Whew, okay. It's good to know that it's normal for a puppy's ears to change during teething. Since the youngest dog I've ever had was Loki at 7 months, I've never really experienced this before. Loki's ear went from half pricked to fully pricked between 7-9 months, but that didn't seem drastic. 

This seems downright odd, but I will breathe easy knowing that it's normal. 

Out of curiosity, how does ear gluing to get a desired shape work? Is there a certain age it's most effective? If I can get his ears to be properly shaped without causing him an ounce of discomfort, I'd be interested in doing this.


----------



## DogTheGreat (Jul 9, 2015)

Hiraeth said:


> Out of curiosity, how does ear gluing to get a desired shape work? Is there a certain age it's most effective? If I can get his ears to be properly shaped without causing him an ounce of discomfort, I'd be interested in doing this.


You'll find much better how-to sources than me elsewhere, but it's best to start as soon as you notice them going funny and continue to reapply until the cartilage sets.


----------



## Kyllobernese (Feb 5, 2008)

I know on one of the Doberman forums they had an article on taping uncropped ears as some of them do really crazy things. I was lucky with Kris that hers have always sat very evenly although I hate it when they flip back sometimes when she shakes her head like in this picture.


----------



## Loki Love (May 23, 2010)

If you want a good looking natural ear set, consider taping : http://www.6stardanes.com/ears.html


----------



## BigLittle (May 28, 2014)

It looks to me like his crazy ear is trying to stand up. We had the opposite problem with Louie.
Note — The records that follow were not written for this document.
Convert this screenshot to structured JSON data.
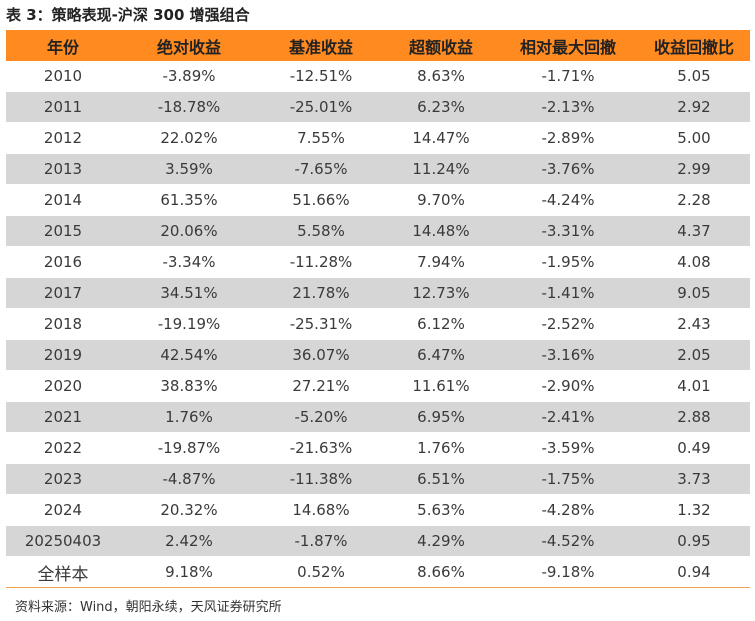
{
  "caption": "表 3：策略表现-沪深 300 增强组合",
  "headers": [
    "年份",
    "绝对收益",
    "基准收益",
    "超额收益",
    "相对最大回撤",
    "收益回撤比"
  ],
  "rows": [
    [
      "2010",
      "-3.89%",
      "-12.51%",
      "8.63%",
      "-1.71%",
      "5.05"
    ],
    [
      "2011",
      "-18.78%",
      "-25.01%",
      "6.23%",
      "-2.13%",
      "2.92"
    ],
    [
      "2012",
      "22.02%",
      "7.55%",
      "14.47%",
      "-2.89%",
      "5.00"
    ],
    [
      "2013",
      "3.59%",
      "-7.65%",
      "11.24%",
      "-3.76%",
      "2.99"
    ],
    [
      "2014",
      "61.35%",
      "51.66%",
      "9.70%",
      "-4.24%",
      "2.28"
    ],
    [
      "2015",
      "20.06%",
      "5.58%",
      "14.48%",
      "-3.31%",
      "4.37"
    ],
    [
      "2016",
      "-3.34%",
      "-11.28%",
      "7.94%",
      "-1.95%",
      "4.08"
    ],
    [
      "2017",
      "34.51%",
      "21.78%",
      "12.73%",
      "-1.41%",
      "9.05"
    ],
    [
      "2018",
      "-19.19%",
      "-25.31%",
      "6.12%",
      "-2.52%",
      "2.43"
    ],
    [
      "2019",
      "42.54%",
      "36.07%",
      "6.47%",
      "-3.16%",
      "2.05"
    ],
    [
      "2020",
      "38.83%",
      "27.21%",
      "11.61%",
      "-2.90%",
      "4.01"
    ],
    [
      "2021",
      "1.76%",
      "-5.20%",
      "6.95%",
      "-2.41%",
      "2.88"
    ],
    [
      "2022",
      "-19.87%",
      "-21.63%",
      "1.76%",
      "-3.59%",
      "0.49"
    ],
    [
      "2023",
      "-4.87%",
      "-11.38%",
      "6.51%",
      "-1.75%",
      "3.73"
    ],
    [
      "2024",
      "20.32%",
      "14.68%",
      "5.63%",
      "-4.28%",
      "1.32"
    ],
    [
      "20250403",
      "2.42%",
      "-1.87%",
      "4.29%",
      "-4.52%",
      "0.95"
    ],
    [
      "全样本",
      "9.18%",
      "0.52%",
      "8.66%",
      "-9.18%",
      "0.94"
    ]
  ],
  "source_note": "资料来源：Wind，朝阳永续，天风证券研究所",
  "colors": {
    "header_bg": "#ff8a1f",
    "stripe_bg": "#d6d6d6"
  }
}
We got him with rose ears, then one or both just flopped down completely, then the right ear popped up, then the left just wouldn't stand up at all until right at the end of teething. Now, he looks normal most of the time, but that left ear will still go lazy for a few minutes here and there. If it bothers you, you probably will want to tape it a bit just to make sure the crazy ear doesn't get comfortable the way it is.


----------



## Annageckos (Mar 21, 2015)

Freyja had one ear that kind of folded, with an odd crease in it. The other was fine. I'm not even sure how long they did that for. I guess she outgrew it. Sometimes one ear will semi stand up, mostly when she is excited. But they are normal now.


----------



## Amyatt (Mar 19, 2021)

my dog is now around 4months old. His ears fold oddly but it’s even. Is it something with his developing stages? Will its ears become normal when he’s old?


----------



## DaySleepers (Apr 9, 2011)

This thread is over five years old and none of the posters here are active on the forum anymore. I'm closing it to further replies, and encourage you to create your own, new thread about your pup's ears if you'd like! Or join in any of our current discussions.


----------